The task of upgrading port infrastructure, and its access points, has not been without contention, with the former Liberal government’s preferred plan of extending Roe Highway to Fremantle becoming a key election issue and an environmental battleground in the southern suburbs of Coolbellup and Bibra Lake.

At time of writing, Westport had whittled its options down to 25 – four in Fremantle, four in Bunbury and 17 in Perth’s main industrial strip in Kwinana.

Westport project director Tim Collins told a recent Property Council of Australia event that a shortlist of five options would soon be released, and a final recommendation presented to government in November.

Mr Collins said Westport was working on a conservative assumption of 3.25 per cent annual growth at Fremantle Port, taking annual trade from its current level of 800,000 container movements (TEUs) to 3.8 million over 50 years.

One of the key points of contention at Fremantle is the port’s future capacity. 

While Mr Collins said the port itself could handle a substantial upgrade, access was a crucial factor.

“The road network, the heavy vehicle supply chain and the rail chain are really beginning to struggle with the growth that’s occurring,” he said.

“In trying to come to grips with the issues at Fremantle it’s about how we either unlock those supply chains and get them to perform to the best of their ability; bearing in mind that the Westport project is not a 10- year or 15-year project, we are looking at issues 50 years and beyond.
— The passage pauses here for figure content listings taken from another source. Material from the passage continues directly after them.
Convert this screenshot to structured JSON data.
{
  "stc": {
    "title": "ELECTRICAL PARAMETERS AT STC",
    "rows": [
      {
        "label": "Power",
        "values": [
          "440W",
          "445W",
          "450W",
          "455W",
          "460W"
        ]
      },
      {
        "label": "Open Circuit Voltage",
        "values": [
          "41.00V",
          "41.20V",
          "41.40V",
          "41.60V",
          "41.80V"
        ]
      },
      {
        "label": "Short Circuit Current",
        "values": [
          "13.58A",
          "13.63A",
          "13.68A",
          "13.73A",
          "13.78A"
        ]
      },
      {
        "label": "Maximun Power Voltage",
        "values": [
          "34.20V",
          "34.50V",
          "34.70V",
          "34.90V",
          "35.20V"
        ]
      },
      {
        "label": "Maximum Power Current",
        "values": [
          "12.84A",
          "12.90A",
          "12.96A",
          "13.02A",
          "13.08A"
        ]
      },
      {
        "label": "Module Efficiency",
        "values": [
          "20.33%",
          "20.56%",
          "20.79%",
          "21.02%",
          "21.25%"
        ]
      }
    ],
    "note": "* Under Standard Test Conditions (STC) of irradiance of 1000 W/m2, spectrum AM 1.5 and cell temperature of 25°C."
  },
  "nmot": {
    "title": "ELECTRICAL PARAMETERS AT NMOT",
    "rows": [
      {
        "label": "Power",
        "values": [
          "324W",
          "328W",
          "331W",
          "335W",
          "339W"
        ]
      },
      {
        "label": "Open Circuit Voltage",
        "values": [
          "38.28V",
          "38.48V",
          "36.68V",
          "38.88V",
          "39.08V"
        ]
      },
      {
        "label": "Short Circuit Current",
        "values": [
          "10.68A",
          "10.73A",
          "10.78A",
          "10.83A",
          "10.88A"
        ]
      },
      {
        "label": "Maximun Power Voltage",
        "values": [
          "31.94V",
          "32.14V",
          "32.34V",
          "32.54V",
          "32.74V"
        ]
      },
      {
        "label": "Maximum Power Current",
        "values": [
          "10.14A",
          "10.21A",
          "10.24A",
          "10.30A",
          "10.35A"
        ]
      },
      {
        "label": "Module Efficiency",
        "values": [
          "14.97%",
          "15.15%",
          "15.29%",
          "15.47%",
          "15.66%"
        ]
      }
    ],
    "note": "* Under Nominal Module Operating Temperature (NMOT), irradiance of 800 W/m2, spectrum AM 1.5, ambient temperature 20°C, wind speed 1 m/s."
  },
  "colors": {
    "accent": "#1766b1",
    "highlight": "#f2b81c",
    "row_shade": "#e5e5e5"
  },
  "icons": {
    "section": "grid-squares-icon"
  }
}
“Whereas some people might suggest that Leach Highway is okay or the rail network is working okay, we are really thinking about an end state of what the demands of the import and export trade are likely to be like in 50 years, and therefore what we need to do between now and then to actually serve the customers of the port.”

Mr Collins said moving the port to Kwinana, and the environmentally sensitive Cockburn Sound, was also not without challenges. 

“We are very much trying to look first with an environmental lens. Cockburn Sound is not only delicate and valuable, and it has been given a pretty rough ride over the last 50-odd years,” he said.

“It’s starting to recover, and if Westport moves to a port down in Cockburn Sound, we want to make sure that we’re not doing that in a way that is going to detract from the environment, in fact we are even trying to add some value to the environment down there.”

At Cockburn Sound, a new port aligned with Rowley Road would be constrained by seagrass and residential development, which would limit the speed of road trains along the freight route.

Another option would be to locate the port in line with Anketell Road, but Mr Collins said that would also be subject to certain issues.

“While the main freight route serving a port precinct of Anketell is fantastic, the last mile rolling through the Kwinana industrial area is quite challenging,” he said.

“There is about a kilometre of industry we need to navigate through, not the least of which is the Water Corporation’s desalination development that sits smack bang where we would like to build.”

Mr Collins said the location of Beeliar Regional Park, between the coastline and industrial precinct Latitude 32 (which the government is seeking to leverage), was also a major constraint for a port at Cockburn Sound.

“Clearly, through our environmental lens we cannot drive an eight-lane superhighway through Beeliar Regional Park, and we can’t run a rail corridor through that park,” he said.

“It would make the environmental stoush that we all saw a couple of years ago look like a walk in the park.

“We are trying to think about how technology can solve that.”